"Do everything else that seems reasonable, but kill the shell game." That was the substance of Ronald Reagan's strategic decisions on Friday, and -- whatever else you think of them -- waffling this was not.
There won't, and shouldn't, be any significant opposition to the proposals to modernize our strategic communications -- this area has been neglected far too long in the eyes of strategic mavens of a wide variety of political persuasions. Nor should there be any real balking at the submarine force improvements. A highly accurate submarine-launched Trident II missile is only prudent, especially given the difficulty we seem to be having getting a land-based one deployed; and putting more cruise missiles on our general-purpose submarines is a relatively low-cost and effective way to complicate Soviet nuclear war planning. The thrust of the strategic defensive improvements also appears reasonable in light of the run-down condition of North American air defense -- some room for quibbling, perhaps.
The B1 decision will provoke a fight -- necessarily almost a wholly uninformed one, because the competing "stealth" bomber's characteristics, prospects and problems are highly classified. A close call.
The big decision, and the big surprise, was the complete cancellation of the MX shell game. To deploy a few MX's in very hard silos for a short time -- until these also become vulnerable in the late 1980s due to Soviet accuracy improvements -- is to provide this part of our ICBM force with something more than a fig leaf of survivability, but something considerably less than a full pair of pants. (The administration's written statement essentially concedes this point.) Further, unless there is a major breakthrough in ABM technology (in a field, as Harold Brown puts it, other than ABM public relations), the decision to forgo multiple shelters makes ABM defense of MX considerably more difficult.

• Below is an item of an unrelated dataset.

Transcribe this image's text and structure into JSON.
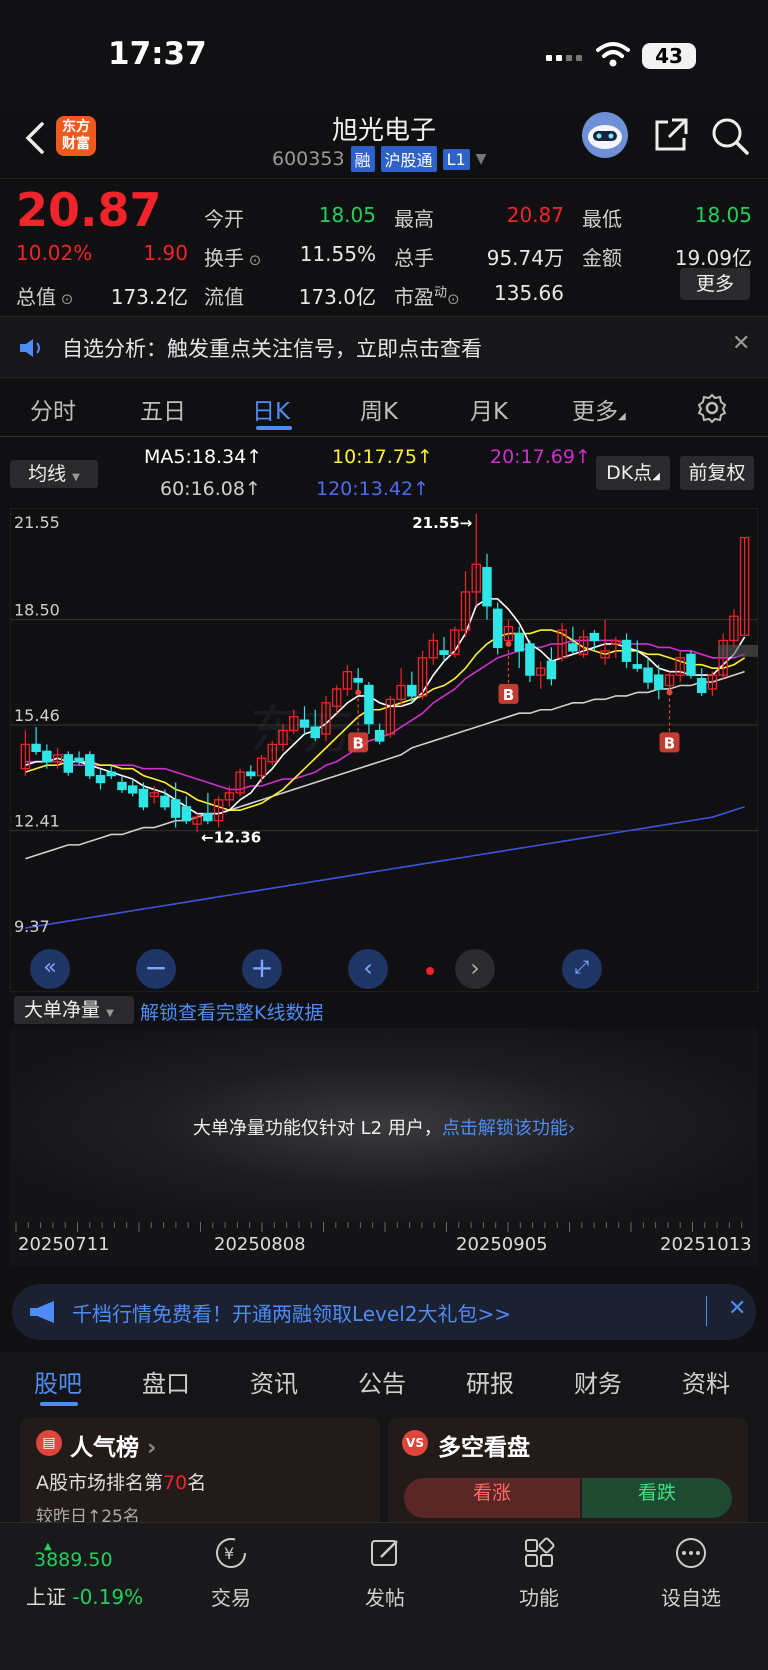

This is because the more shelters you deploy that the bad guys would have to shoot at, the less your ABM has to do. With just a few MXs deployed in silos, and no shell game, any ABM is going to have to be very sophisticated in order to do its job; it will have to be able to shoot down large numbers of Soviet warheads before being destroyed itself. A possibility by the late 1980s, but a real -- so to speak -- long shot.
So where does that leave us with the problem of ICBM vulnerability with which we began? Is it real? Yes, and the administration admirably has not followed one or two academics and a gaggle of journalists into giddily thinking that Soviet ICBMs are not accurate. What about the highly advertised mid-'80s window of ICBM vulnerability? Because of the other strategic force improvements one might argue that, in context, it is less serious -- but it is undeniably still there. The major problem that the "window" once posed, it still poses: namely, there is a need to have another ballistic missile force, in addition to the submarine, as a hedge over the long run against Soviet anti-submarine warfare improvements. Bombers are fine, but they require warning from vulnerable satellites or radars to escape from their bases. Prudence requires more in this, the nation's most important job -- deterring nuclear war.
The administration's program thus bets heavily on having one of two possible basing modes for the MX by the late 1980s. By then, its written statement says "we will have a better system." These are 1) deep underground basing -- burying missiles, e.g., in mesas in such a way that unrealistically massive attacks would be required to destroy them; or 2) continuous airborne patrol aircraft.
The latter particularly deserves careful and energetic study. The job of detecting, and tracking, and destroying dozens of such aircraft, flying anywhere over tens of millions of square miles of ocean, is not simple. The physics required is imaginable, but the engineering and electronics required to threaten such aircraft could be prohibitively expensive for the Soviets -- especially if we use clever countermeasures. In any case, the possibilities are great for aircraft that are so fuel-efficient (8 to 10 times better than current large jets -- as good as some types of ships) in roles other than carrying MX. For example, long-endurance aircraft may have utility as communications platforms, for ocean surveillance, or for military and commercial transport. (Perhaps not a bad way to reinforce Israel, or the Persian Gulf -- with that sort of fuel efficiency you can virtually get there and back without refueling.) So we ought to get on with them, and with the other R&D projects.
Indeed we have to. There's no going back now -- the shell game is dead without Ronald Reagan's support. But remember, such people as Sen. John Tower, the senior Carter administration officials, and -- most of all -- many officers of the U.S. Air Force are not crazy because they have long faces today. They supported the shell game because they felt a strong sense of duty to lead the country toward having a form of ICBM basing that -- however cumbersome -- had at least a chance to survive. With just the right combination of luck, sacrifice, effort, ABM protection or arms control limitations, it might have worked -- but the risks were great. Now, instead of taking that uncertain and difficult route -- or even maintaining it as a hedge -- we have headed down a path with different risks: we have made a high-stakes bet on our Yankee ingenuity.